Deux des trois résolutions soumises par les Verts Fraternels au quatrième Congrès des Verts Mondiaux qui s’est tenu à Liverpool, en Grande Bretagne, du 31 mars au 2 avril derniers, ont été adoptées par les congressistes. La première porte sur la mise en place d’une Cour internationale pénale sur l’environnement contre les pollueurs et la seconde a trait au paiement de réparations aux descendants d’esclaves. La troisième, qui n’a pas été retenue, avait trait à la souveraineté mauricienne sur les Chagos.
« Notre participation à ce 4e Congrès des Verts Mondiaux a été une occasion pour les Verts Fraternels de mettre dans les lumières de l’actualité internationale trois thèmes qui nous tiennent à coeur depuis notre création : l’environnement, la réparation aux descendants d’esclaves et la cause des Chagossiens », a confié au Mauricien le leader des Verts Fraternels, Sylvio Michel.
En effet, deux des trois résolutions soumises par les Verts Fraternels au Congrès ont été adoptées par les 2 000 délégués des 90 partis verts des fédérations d’Europe, d’Afrique, d’Asie, d’Océanie et d’Amérique. La résolution, portant sur la mise en place d’une Cour internationale pénale sur l’environnement contre les pollueurs, soumise séparément par les Verts Fraternels, ainsi que les représentants d’Europe Écologie-Les Verts de France, du Mexique et du Venezuela, a été ramenée à une résolution commune. Elle a ensuite été amendée par les Verts allemands et finlandais avant d’être votée à l’unanimité. « Cette résolution a tout de suite attiré l’attention de JusticeInfo.net, média bilingue qui la reprendra dans une publication spécialisée incessamment », indique Sylvio Michel.
La deuxième résolution proposée par les Verts Fraternels, portant sur le paiement des réparations aux descendants d’esclaves mauriciens, a été votée à l’unanimité en plénière, et ce, après les amendements apportés par la délégation de Dominique pour l’étendre à l’ensemble des descendants d’esclaves des Caraïbes, du Pacifique, de l’Atlantique et de l’océan Indien.
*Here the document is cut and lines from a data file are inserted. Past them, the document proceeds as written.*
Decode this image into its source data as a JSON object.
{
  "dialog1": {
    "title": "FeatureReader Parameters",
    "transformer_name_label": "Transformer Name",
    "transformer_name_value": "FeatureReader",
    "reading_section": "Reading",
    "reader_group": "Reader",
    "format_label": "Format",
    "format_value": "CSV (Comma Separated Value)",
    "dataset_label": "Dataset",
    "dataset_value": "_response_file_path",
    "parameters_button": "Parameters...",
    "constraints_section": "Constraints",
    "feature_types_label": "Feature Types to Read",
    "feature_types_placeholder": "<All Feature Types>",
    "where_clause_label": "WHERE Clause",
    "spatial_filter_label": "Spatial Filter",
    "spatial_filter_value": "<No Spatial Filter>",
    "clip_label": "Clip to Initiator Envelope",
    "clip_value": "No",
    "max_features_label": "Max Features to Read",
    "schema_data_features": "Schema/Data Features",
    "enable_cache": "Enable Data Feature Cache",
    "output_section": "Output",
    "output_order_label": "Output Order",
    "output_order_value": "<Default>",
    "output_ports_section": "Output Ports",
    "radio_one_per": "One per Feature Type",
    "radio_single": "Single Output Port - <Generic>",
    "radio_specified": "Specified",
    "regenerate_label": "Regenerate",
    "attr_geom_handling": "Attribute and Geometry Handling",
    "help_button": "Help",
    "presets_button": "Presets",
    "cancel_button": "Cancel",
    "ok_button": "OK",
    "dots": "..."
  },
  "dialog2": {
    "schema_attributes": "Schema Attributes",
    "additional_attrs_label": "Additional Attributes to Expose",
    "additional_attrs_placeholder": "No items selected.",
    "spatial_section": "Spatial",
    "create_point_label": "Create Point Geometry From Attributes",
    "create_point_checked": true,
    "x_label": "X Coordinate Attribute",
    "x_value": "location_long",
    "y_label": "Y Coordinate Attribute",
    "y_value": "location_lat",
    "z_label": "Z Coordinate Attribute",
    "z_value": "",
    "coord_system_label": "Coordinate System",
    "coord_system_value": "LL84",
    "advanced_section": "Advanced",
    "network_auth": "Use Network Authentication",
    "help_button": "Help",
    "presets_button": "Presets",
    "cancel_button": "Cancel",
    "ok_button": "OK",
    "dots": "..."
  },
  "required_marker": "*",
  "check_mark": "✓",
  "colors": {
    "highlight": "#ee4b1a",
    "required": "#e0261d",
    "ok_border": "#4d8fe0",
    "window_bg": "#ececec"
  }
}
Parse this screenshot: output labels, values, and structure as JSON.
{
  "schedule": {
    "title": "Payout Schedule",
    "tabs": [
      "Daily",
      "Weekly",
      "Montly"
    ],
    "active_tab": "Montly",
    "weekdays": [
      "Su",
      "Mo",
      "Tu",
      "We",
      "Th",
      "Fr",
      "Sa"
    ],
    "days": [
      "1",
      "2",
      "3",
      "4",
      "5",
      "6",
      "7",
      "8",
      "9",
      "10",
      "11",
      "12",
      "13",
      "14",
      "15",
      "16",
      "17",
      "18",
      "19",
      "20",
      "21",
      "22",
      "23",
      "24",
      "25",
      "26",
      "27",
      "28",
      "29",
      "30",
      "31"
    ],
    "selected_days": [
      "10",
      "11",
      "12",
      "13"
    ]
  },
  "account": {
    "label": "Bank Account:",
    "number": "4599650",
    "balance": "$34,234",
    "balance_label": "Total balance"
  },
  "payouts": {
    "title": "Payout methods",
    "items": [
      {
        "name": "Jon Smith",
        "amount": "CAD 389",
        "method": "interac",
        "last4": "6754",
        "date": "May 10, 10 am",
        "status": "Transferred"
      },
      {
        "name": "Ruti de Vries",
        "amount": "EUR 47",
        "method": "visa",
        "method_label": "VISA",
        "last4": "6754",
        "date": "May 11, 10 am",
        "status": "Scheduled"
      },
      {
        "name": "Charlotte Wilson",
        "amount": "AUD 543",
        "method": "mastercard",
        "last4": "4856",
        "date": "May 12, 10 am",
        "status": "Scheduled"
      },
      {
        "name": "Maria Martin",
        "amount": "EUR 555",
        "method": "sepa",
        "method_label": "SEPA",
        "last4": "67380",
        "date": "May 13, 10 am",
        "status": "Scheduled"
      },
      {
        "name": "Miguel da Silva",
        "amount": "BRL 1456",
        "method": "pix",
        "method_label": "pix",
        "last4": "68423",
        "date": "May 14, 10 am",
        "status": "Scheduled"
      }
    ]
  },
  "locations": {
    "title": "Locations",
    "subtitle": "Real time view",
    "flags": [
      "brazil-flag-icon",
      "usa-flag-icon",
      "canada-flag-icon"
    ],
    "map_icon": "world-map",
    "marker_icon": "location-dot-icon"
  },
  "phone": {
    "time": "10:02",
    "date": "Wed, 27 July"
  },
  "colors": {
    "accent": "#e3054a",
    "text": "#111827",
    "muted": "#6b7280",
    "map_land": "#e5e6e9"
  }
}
Rappelons que le leader des Verts Fraternels avait été choisi par la Fédération des Verts Africains (FéVA) pour faire partie des trois principaux orateurs à la cérémonie d’ouverture de ce quatrième Congrès des Verts Mondiaux. Il est intervenu pendant une vingtaine de minutes et a abordé, en particulier, les défis que les partis verts doivent relever dans des contextes qui posent problème sur le plan démocratique. Les deux autres intervenantes étaient Christine Milne, ambassadrice australienne des Verts Mondiaux, et Isabella Lövin, vice-Première ministre de la Suède, dirigeante de Miljópartiet de Grona.
Sylvio Michel déplore pour sa part que ce congrès ait connu deux gros problèmes. « Le premier a été le refus de visa du gouvernement britannique à plus de 40 % des participants jeunes et adultes, dont une Pakistanaise qui a fait l’objet d’une couverture de la BBC qui pourtant n’a jamais évoqué le congrès. En fait, le boycott conjugué des grandes agences médiatiques a été le deuxième problème subi par le congrès. Heureusement que les réseaux sociaux ont pu être utilisés tant pour relayer les informations que pour permettre des interventions en direct et à distance dans les différents débats du congrès », explique-t-il.
Après le congrès, Sylvio Michel a participé avec les verts de plusieurs pays d’Afrique, du Guatemala, du Pérou, de l’Ukraine et du Belarus, à deux jours de formation intensive au prestigieux Centre for Alternative Technology (CAT), au Pays de Galles, et ce, grâce au Green Forum – une fondation suédoise verte. Ce centre a été créé en 1974 par des pionniers écologistes britanniques qui étaient déjà conscients des réelles menaces que représente la consommation à outrance des énergies fossiles à l’échelle mondiale et l’industrialisation aveugle dans les pays du monde.